Regular exercise can reduce mortality risk even in polluted environments: Study

Regular exercise can reduce mortality risk even in polluted environments: Study

The conclusions and recommendations of the study were reported in the Canadian Medical Association Journal

The study’s findings were published in the Journal of the Canadian Medical Association.

Dr. Xiang Qian Lao from Jockey Club School of Public Health and Primary Care, Chinese University of Hong Kong, Hong Kong, SAR, China, and co-authors wrote that habitual exercise reduces the risk of mortality regardless of exposure to air pollution while as air pollution generally increases the risk of death irrespective of habitual exercise.

As a result, even for those who live in highly polluted locations, regular exercise should be advocated as a health improvement approach, as per Dr.
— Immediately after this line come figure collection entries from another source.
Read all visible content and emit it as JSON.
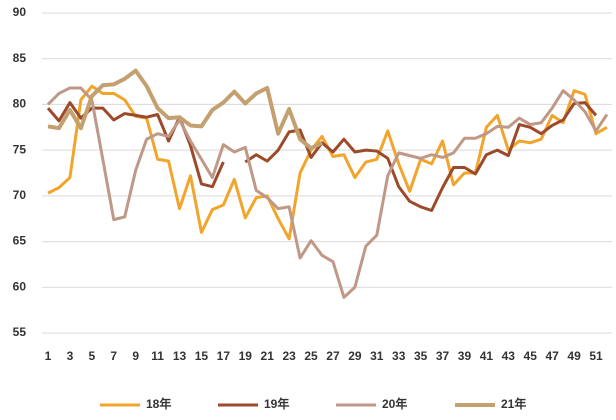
{
  "chart_data": {
    "type": "line",
    "categories": [
      "1",
      null,
      "3",
      null,
      "5",
      null,
      "7",
      null,
      "9",
      null,
      "11",
      null,
      "13",
      null,
      "15",
      null,
      "17",
      null,
      "19",
      null,
      "21",
      null,
      "23",
      null,
      "25",
      null,
      "27",
      null,
      "29",
      null,
      "31",
      null,
      "33",
      null,
      "35",
      null,
      "37",
      null,
      "39",
      null,
      "41",
      null,
      "43",
      null,
      "45",
      null,
      "47",
      null,
      "49",
      null,
      "51",
      null
    ],
    "ylim": [
      55,
      90
    ],
    "yticks": [
      55,
      60,
      65,
      70,
      75,
      80,
      85,
      90
    ],
    "grid": true,
    "legend": "bottom",
    "series": [
      {
        "name": "18年",
        "color": "#f2a52c",
        "values": [
          70.3,
          70.9,
          72,
          80.5,
          82,
          81.2,
          81.2,
          80.5,
          78.7,
          78.5,
          74,
          73.8,
          68.6,
          72.2,
          66,
          68.5,
          69,
          71.8,
          67.6,
          69.8,
          70,
          67.5,
          65.3,
          72.5,
          75,
          76.5,
          74.3,
          74.5,
          72,
          73.7,
          74,
          77.1,
          73.5,
          70.5,
          74,
          73.5,
          76,
          71.2,
          72.5,
          72.5,
          77.5,
          78.8,
          75,
          76,
          75.8,
          76.2,
          78.8,
          78,
          81.5,
          81.1,
          76.8,
          77.5
        ]
      },
      {
        "name": "19年",
        "color": "#9c4a2a",
        "values": [
          79.6,
          78.2,
          80.2,
          78.5,
          79.6,
          79.6,
          78.3,
          79,
          78.8,
          78.6,
          78.9,
          76,
          78.6,
          75.5,
          71.3,
          71,
          73.7,
          null,
          73.7,
          74.5,
          73.8,
          75,
          77,
          77.2,
          74.2,
          75.8,
          74.8,
          76.2,
          74.8,
          75,
          74.9,
          74.1,
          71,
          69.4,
          68.8,
          68.4,
          70.9,
          73.1,
          73.1,
          72.4,
          74.5,
          75,
          74.4,
          77.8,
          77.5,
          76.8,
          77.7,
          78.3,
          80.1,
          80.2,
          78.8,
          null
        ]
      },
      {
        "name": "20年",
        "color": "#c09888",
        "values": [
          80,
          81.2,
          81.8,
          81.8,
          80.5,
          74,
          67.4,
          67.7,
          72.8,
          76.2,
          76.8,
          76.5,
          78.3,
          76,
          74,
          72,
          75.6,
          74.8,
          75.3,
          70.6,
          69.8,
          68.6,
          68.8,
          63.2,
          65.1,
          63.5,
          62.8,
          58.9,
          60,
          64.5,
          65.7,
          72.2,
          74.7,
          74.4,
          74.1,
          74.5,
          74.2,
          74.7,
          76.3,
          76.3,
          76.8,
          77.6,
          77.5,
          78.5,
          77.8,
          78,
          79.6,
          81.5,
          80.5,
          79.2,
          77.1,
          78.9
        ]
      },
      {
        "name": "21年",
        "color": "#c4a070",
        "values": [
          77.6,
          77.4,
          79.4,
          77.4,
          80.9,
          82.1,
          82.2,
          82.8,
          83.7,
          82,
          79.6,
          78.5,
          78.6,
          77.7,
          77.6,
          79.4,
          80.2,
          81.4,
          80.1,
          81.2,
          81.8,
          76.8,
          79.5,
          76.2,
          75.2,
          75.8,
          null,
          null,
          null,
          null,
          null,
          null,
          null,
          null,
          null,
          null,
          null,
          null,
          null,
          null,
          null,
          null,
          null,
          null,
          null,
          null,
          null,
          null,
          null,
          null,
          null,
          null
        ]
      }
    ]
  }
}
Lao.

The study spans 15 years over 384130 individuals in Taiwan

Even in polluted locations, the researchers noted that more frequent exercise was helpful compared to inactivity, while less pollution exposure was preferable.
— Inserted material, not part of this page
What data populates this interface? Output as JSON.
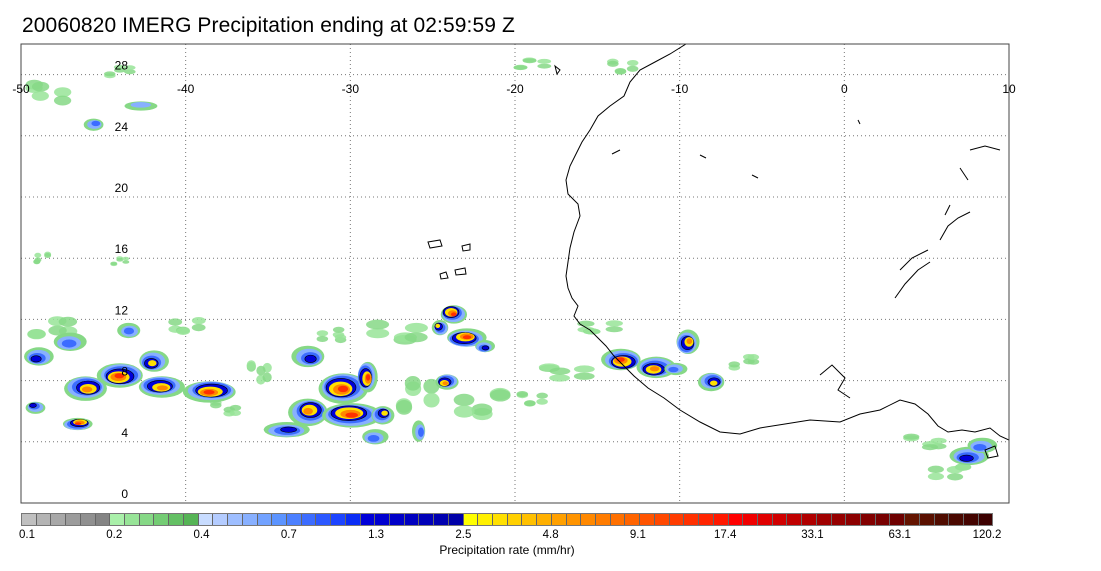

They identified that a high level of habitual exercise combined with a low level of air pollution exposure was associated with a lower risk of death from natural causes. However, a low level of habitual exercise combined with a high level of exposure was associated with a higher risk of death.

Contribution to smaller studies advocating habit of regular exercise

The author, however, cautions that further research in locations with more severe air pollution is needed to assess the relevance of their findings.

They say their study emphasizes the importance of air pollution mitigation, such as reducing detrimental impacts of air pollution and maximizing the positive effects of regular exercise.

Physical inactivity and air pollution should be considered “syndemics,” according to academics from the Sydney School of Public Health, The University of Sydney, Camperdown, Australia, who claim that they impact behavior and health consequences when they are combined.

Recommendations for safe exercise in polluted regions, such as indoor exercise and avoiding walking and bicycling on busy roads, might exacerbate disparities since individuals of lower socioeconomic level frequently do not have these alternatives.

Drs. Ding and Elbarbary said that risk reduction measures that do not address the fundamental causes of noncommunicable illnesses may increase health disparities.

‘Both air pollution and physical inactivity should reduce

Physical inactivity and air pollution are both harmful to one’s health, the authors’ commentary states. They added that staying active should not come at the expense of one’s health due to air pollution.

They found that addressing both key public health concerns through synergistic, upstream, system-level methods would result in long-term health advantages for humans and the planet.